Tag Archives | Homeless problem

New York; No Foreigners Need Apply

Donald Trump, 1983, Time Magazine via Beyond the Killing Fields

By Sydney H. Schanberg

First published in The New York Times, August 2, 1983

When last we left Young Donald Trump in this space, a couple of months ago, I had praised him – tongue in cheek – for his revolutionary plan to solve New York’s homeless problem.

He had made the Koch administration an offer to house — free of charge, with heat, hot water and grand views of Central Park — some of the city’s sidewalk people. He wanted to put them into 14 empty apartments in a building he owns on fashionable Central Park South, across from the Cafe de la Paix.

The offer was only temporary, unfortunately, since Young Donald plans to demolish the 15-story building and erect in its place a larger and much more lucrative luxury hotel or condominium.

City officials were naturally suspicious — as was this corner — and declined the Trump magnanimity. They thought he merely wanted to implant the derelicts as a scare tactic to drive out the remaining paying tenants faster and thus start making his big profits faster.

While Young Donald has certain talents and is likable (somewhat in the manner of Old Ronald), and while the city will always need brash and hustling developers, his proposal was a lot of eyewash. Put simply, it was obscenely condescending to the homeless, using them as pawns without feelings, callous to the tenants and devious to the city agency for the homeless, which said no thanks instantly. In my earlier column, I used lampoon rather than harpoon to skewer the Trump tomfoolery. But then something happened to make me take tongue out of cheek. Charles Sternberg, executive director of the International Rescue Committee – a laudable organization that since 1933 has been helping refugees settle and find jobs in this country – wrote me a letter asking if I thought Mr. Trump would offer the same free apartments to Polish exiles from the Solidarity movement who are seeking a haven in the U.S. The Trump offer was perfect for them, since they need only temporary housing to give them time to find permanent apartments. Moreover, none of the suspicions justifiably raised about placing the homeless in these apartments could attach to the Polish refugees. I suggested to Mr. Sternberg that he write directly to Mr. Trump. His plea to the developer, dated June 21, spoke about Mr. Trump’s ”generous offer” toward the homeless and ”about a problem we are facing with regard to Polish refugees who are now arriving in New York and for whom we are looking rather desperately for affordable housing.”

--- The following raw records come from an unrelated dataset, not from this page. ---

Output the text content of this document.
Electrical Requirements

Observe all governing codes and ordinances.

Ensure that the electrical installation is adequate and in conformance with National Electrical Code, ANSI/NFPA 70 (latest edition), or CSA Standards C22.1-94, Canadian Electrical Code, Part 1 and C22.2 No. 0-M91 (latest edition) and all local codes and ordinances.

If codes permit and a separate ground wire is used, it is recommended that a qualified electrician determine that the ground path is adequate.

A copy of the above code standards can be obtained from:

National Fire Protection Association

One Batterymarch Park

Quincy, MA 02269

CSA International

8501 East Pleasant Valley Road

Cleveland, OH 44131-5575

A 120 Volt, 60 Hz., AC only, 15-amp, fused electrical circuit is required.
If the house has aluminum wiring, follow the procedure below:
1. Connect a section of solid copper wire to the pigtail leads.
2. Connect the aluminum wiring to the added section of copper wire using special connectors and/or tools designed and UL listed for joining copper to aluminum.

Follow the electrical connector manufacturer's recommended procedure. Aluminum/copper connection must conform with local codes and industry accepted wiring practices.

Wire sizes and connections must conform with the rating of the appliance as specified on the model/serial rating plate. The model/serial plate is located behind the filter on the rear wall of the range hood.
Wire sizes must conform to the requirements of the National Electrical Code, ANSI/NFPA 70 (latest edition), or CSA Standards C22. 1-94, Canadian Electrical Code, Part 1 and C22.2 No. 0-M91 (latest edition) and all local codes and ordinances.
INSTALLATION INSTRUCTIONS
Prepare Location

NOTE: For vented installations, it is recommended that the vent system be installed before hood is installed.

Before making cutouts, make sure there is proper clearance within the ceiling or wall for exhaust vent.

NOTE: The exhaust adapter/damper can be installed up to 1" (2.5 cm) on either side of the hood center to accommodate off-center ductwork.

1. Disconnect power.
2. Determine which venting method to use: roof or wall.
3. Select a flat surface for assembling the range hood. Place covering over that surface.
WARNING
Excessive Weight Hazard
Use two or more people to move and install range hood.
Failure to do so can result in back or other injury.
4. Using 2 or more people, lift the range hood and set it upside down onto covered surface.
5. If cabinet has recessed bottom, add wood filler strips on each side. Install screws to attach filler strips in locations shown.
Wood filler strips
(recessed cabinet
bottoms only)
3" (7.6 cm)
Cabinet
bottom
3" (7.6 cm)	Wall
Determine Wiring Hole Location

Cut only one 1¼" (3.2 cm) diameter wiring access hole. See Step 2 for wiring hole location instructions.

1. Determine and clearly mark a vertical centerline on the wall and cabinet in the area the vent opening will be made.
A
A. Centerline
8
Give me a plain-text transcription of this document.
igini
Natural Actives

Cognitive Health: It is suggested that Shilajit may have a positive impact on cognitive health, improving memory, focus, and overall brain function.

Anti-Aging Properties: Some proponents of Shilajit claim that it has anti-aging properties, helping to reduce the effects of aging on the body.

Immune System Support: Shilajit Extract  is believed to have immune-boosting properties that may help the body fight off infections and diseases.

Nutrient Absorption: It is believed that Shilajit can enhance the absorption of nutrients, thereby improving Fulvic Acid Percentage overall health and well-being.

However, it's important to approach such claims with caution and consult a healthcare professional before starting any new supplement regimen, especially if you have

Mr. Sternberg’s letter went on: ”They are homeless in the sense that as newcomers they have never had a home in the United States. And they are quite desirable tenants, having been exiled from their native country for their active participation in the Solidarnosc struggle. . . .” No response came, so after two weeks, someone from the International Rescue Committee called the Trump office, spoke with an assistant and ”was told that our suggestion was not really what (Mr. Trump) had in mind.” But the assistant said they would ”get back” to the I.R.C. When there was still no word, Mr. Sternberg – last Thursday, five weeks after his initial appeal – wrote a second letter to Mr. Trump. In it, he talked about the growing number of Poles being released from detention on condition they leave Poland and noted that the housing shortage here was not limited to Polish refugees. The I.R.C. in recent years has been helping thousands of Vietnamese, Cambodians, Laotians and others. ”Your readiness to assist us,” Mr. Sternberg wrote, ”would not only alleviate this problem . . . but, hopefully, would serve as an example to other landlords and open up similar opportunities in other buildings (set for conversion to co-ops or condominiums). ”Impressed with the spirit of your initial offer, I thought of you as the initiator of a trend which would be of major humanitarian significance in a city which has never been oblivious of the words inscribed on the Statue of Liberty.”

After receiving a copy of the second letter, we called the Trump office to find out the reason for his coolness to this idea. Young Donald was said to be out of town, but a secretary explained: ”That wasn’t the intention of our offer. We were talking about people who live in America now – not refugees. I don’t think this is something he would consider.”

Let’s all urge him to reconsider. Otherwise, some people around town are going to start calling him a phony.

Unless the Trumps are direct descendents of the Onondagas or the Sioux, their ancestors must have arrived in America in need of a home.

And just when did Young Donald become xenophobic? He has no objection to foreigners buying multimillion-dollar condominiums in his Trump Tower on Fifth Avenue or to having foreigners gamble their money at the casino he is building in Atlantic City.

Now’s his chance to prove that he was sincere the first time around, that he wasn’t just trying to scare his tenants out of attractive 100 Central Park South – for profit only.